Legendary engine of innovation
The Wieland Testing Institute – important base for success
Continuous improvement and innovation were supported by a firm framework from 1902: From then on, the testing institute has been responsible – away from everyday operations - not only for quality assurance, but also for the development of new alloys and production technologies.
Innovation and quality have been in Wieland's genes from the very beginning. Already the founder Philipp Jakob Wieland expanded his product range by developing new metallurgical processes and brought them to production readiness, always combined with exceptionally high quality standards.
With the start of large-scale industrial production at the end of the 19th century, however, previous innovation methods of "try-and-error" were reaching their limits - especially as scientific metallurgy was making rapid progress and increasingly complex production processes, such as extrusion, were gaining ground.

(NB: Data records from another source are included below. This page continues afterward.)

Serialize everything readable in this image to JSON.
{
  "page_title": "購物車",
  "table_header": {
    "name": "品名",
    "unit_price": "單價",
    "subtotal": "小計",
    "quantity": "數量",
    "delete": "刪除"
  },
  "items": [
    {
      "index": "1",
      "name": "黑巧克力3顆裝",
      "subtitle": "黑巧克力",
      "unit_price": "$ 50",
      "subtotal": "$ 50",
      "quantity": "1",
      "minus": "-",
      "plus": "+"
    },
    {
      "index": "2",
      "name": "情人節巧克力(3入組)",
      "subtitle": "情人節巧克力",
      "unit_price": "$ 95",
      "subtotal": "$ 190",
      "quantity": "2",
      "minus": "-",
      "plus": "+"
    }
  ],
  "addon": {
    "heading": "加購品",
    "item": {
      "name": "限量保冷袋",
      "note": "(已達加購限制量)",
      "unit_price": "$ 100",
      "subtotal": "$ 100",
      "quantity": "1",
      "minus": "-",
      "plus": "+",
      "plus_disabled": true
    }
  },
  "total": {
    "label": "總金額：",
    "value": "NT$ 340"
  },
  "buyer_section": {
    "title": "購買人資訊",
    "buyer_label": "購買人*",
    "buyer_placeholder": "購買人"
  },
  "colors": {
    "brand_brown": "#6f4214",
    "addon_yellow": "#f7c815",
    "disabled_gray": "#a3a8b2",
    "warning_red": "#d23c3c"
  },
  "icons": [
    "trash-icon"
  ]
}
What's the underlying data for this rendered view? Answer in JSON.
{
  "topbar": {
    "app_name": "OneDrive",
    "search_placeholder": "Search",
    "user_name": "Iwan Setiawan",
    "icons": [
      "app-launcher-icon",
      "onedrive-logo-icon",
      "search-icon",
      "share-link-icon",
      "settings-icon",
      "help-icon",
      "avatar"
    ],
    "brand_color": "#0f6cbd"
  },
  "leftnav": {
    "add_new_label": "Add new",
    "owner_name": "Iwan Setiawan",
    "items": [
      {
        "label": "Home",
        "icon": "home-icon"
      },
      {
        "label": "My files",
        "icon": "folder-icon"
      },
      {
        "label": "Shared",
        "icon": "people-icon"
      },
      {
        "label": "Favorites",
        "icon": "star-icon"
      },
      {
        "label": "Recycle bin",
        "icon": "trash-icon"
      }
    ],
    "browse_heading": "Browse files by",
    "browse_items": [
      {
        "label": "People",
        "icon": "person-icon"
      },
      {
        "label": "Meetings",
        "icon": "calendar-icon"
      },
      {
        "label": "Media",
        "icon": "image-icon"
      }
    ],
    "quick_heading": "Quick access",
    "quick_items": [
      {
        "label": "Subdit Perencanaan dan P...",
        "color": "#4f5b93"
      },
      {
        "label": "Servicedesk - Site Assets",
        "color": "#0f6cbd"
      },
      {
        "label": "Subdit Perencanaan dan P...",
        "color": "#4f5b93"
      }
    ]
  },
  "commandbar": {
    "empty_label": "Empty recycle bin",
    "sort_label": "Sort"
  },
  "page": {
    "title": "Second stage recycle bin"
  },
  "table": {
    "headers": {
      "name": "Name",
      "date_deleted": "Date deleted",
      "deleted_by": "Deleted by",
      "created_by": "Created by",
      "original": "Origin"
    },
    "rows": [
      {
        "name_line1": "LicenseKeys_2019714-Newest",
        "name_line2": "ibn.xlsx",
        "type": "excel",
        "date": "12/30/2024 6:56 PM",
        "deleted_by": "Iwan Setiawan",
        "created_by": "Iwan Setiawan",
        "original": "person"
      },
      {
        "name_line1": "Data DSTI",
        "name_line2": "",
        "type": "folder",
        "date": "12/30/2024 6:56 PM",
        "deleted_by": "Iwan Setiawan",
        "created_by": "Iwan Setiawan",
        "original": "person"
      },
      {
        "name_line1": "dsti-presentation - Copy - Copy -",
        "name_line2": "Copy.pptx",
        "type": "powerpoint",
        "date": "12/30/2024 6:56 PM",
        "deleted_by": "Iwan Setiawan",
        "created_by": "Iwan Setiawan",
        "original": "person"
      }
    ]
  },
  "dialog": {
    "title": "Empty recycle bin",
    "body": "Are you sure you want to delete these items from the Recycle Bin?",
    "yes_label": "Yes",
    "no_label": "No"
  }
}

Against this background, Wieland decided in 1902 to take an important, at the time ground-breaking step: A central testing laboratory was set up – away from the operating departments – under the name "Testing Institute". Initially only concerned with strength tests and chemical analyses, metallographic and physical tests were soon added. From 1927 onwards, Dr. Hans Wieland systematically expanded the testing institute into a research and development department which, among other things, laid the foundation for light metal processing in the 1930s.
An important feature of the institution now called "Prüf- und Forschungsanstalt" (testing and research institute) was the transfer of what is theoretically possible into what is practically feasible. For this purpose, machines and equipment for the production and processing of new alloys were installed in the "technological department" and subsequent production processes were simulated on a small scale.
The importance of the "Prüf- und Forschungsanstalt" for Wieland became unmistakably clear in 1958: A new, generously dimensioned building was erected in Vöhringen with more than 2,600 square metres space for around 90 - mainly scientific – employees to research, develop and test. For example, samples from the foundry, which arrived by pneumatic post, could immediately be examined.
Later, the "Prüfanstalt", as the legendary forge of innovation is still called internally today, was transferred to the Wieland central laboratory, where research and development is carried out by various R&D departments. However, an important concept for success remains unchanged: Even today, new production processes are simulated and optimised in the "Technikum", initially on a small scale.